The Whistlers (2019) | Directed by Corneliu Porumboiu

4/5
Corneliu Porumboiu’s The Whistlers is a heavily plot-driven crime thriller, taking many of the familiar tropes and narrative techniques employed by the genre and working them into a thoroughly engaging wholly unique heist film. There’s a visceral pleasure to the film’s deadpan comedy and casual irony embedded in its many twists and turns. Chapter breaks provide an effective way to introduce the film’s numerous characters – especially as the plot gets more and more convoluted (in the best possible way). Corruption and paranoia seem to be a simple fact of life in Porumboiu’s Romania, with everyone under surveillance and everyone on the take. The only thing that separates the good from the bad is loyalty and compassion for another, which Porumboiu never sentimentalizes. Everything is played straight – the camerawork is simple, but elegant, both humor and emotions and presented with a slight distance and remove. With all of the twists and turns of the plot, character motivations do become a bit murky, but in the end it’s a thoroughly captivating thriller.

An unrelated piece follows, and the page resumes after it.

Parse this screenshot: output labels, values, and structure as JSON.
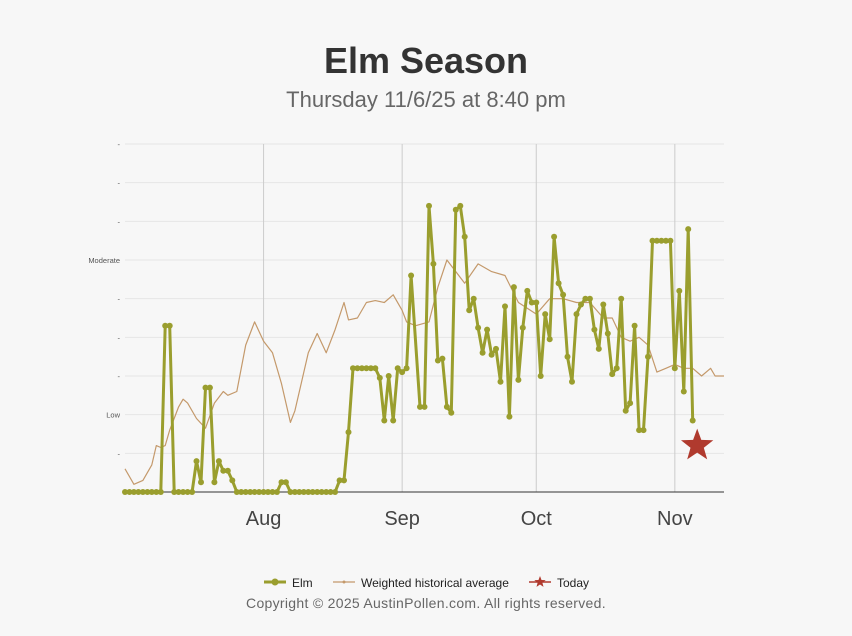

Golden Men (2019) | Directed by Vincenzo Alfieri

1.5/5
Vincenzo Alfieri’s Golden Men is a crime thriller with a handful of interesting elements and a few intriguing ideas that all end up buried under the weight of some rather blatant misogyny and the director’s attempts to mimic the generic ’90s indie crime films that arose in the wake of Pulp Fiction and Trainspotting. There are a few moments that are fun and inventive (especially in the way Alfieri crosscuts between the armored car safe and the cab of the armored car throughout the robbery to ratchet up the tension), and the complications that arise once our criminals think they’re in the clear makes for rather compelling moments of suspense. But Alfieri is so enamored with his slick camera tricks – all of which are devoid of any meaning – and the film’s semblance of cool, that he never allows us to care about his protagonists and only manages to give us the barest sketch of their motivations for the robbery. Fragile male egos abound, and the film wants us to feel sorry for these braggarts, abusers, and manipulators. All the while, the women in the film are treated as sex objects, harping shrews, or obstacles to the male bid for freedom. It’s a messy film that takes all of the wrong lessons away from the abundance of Tarantino imitators, indulging in some of the worst excesses of the crime genre.

Where to Watch

The Ties (2020) | Directed by Daniele Luchetti

3/5
Daniele Luchetti’s The Ties is anchored by a stellar performance from Alba Rohrwacher – which alone is almost worth the price of admission – but this overwrought relationship drama doesn’t quite hit the mark. Which is too bad – there’s so much here to like. In some ways, this is a fairly standard divorce story – infidelity, emotional outbursts, children caught in the middle. Here, it’s the story structure that makes Luchetti’s film unique. We’ve given these shifts in perspective – beginning with the wife’s viewpoint, then shifting to the husband’s – that don’t exactly make this revolutionary, but it certainly makes the narrative a bit more interesting. Well, it’s interesting until the film devolves into a brief section where we’re supposed to feel sorry for the cheating husband who can’t choose between spending time with his mistress or spending time his wife and kids. And the film leaves us with the impression that the wife (with whom we spent the first half hour, getting her intimate perspective on the relationship) has actually been a terrible “shrew” for years. What keeps the film from being completely insufferable is a final shift in perspective for the film’s final act – a delirious denouement that shows just how damaging this has all been on the children who have lived through their parents bitterness, selfishness, and fighting. It’s this lovely and cathartic moment in an otherwise fairly pedestrian film.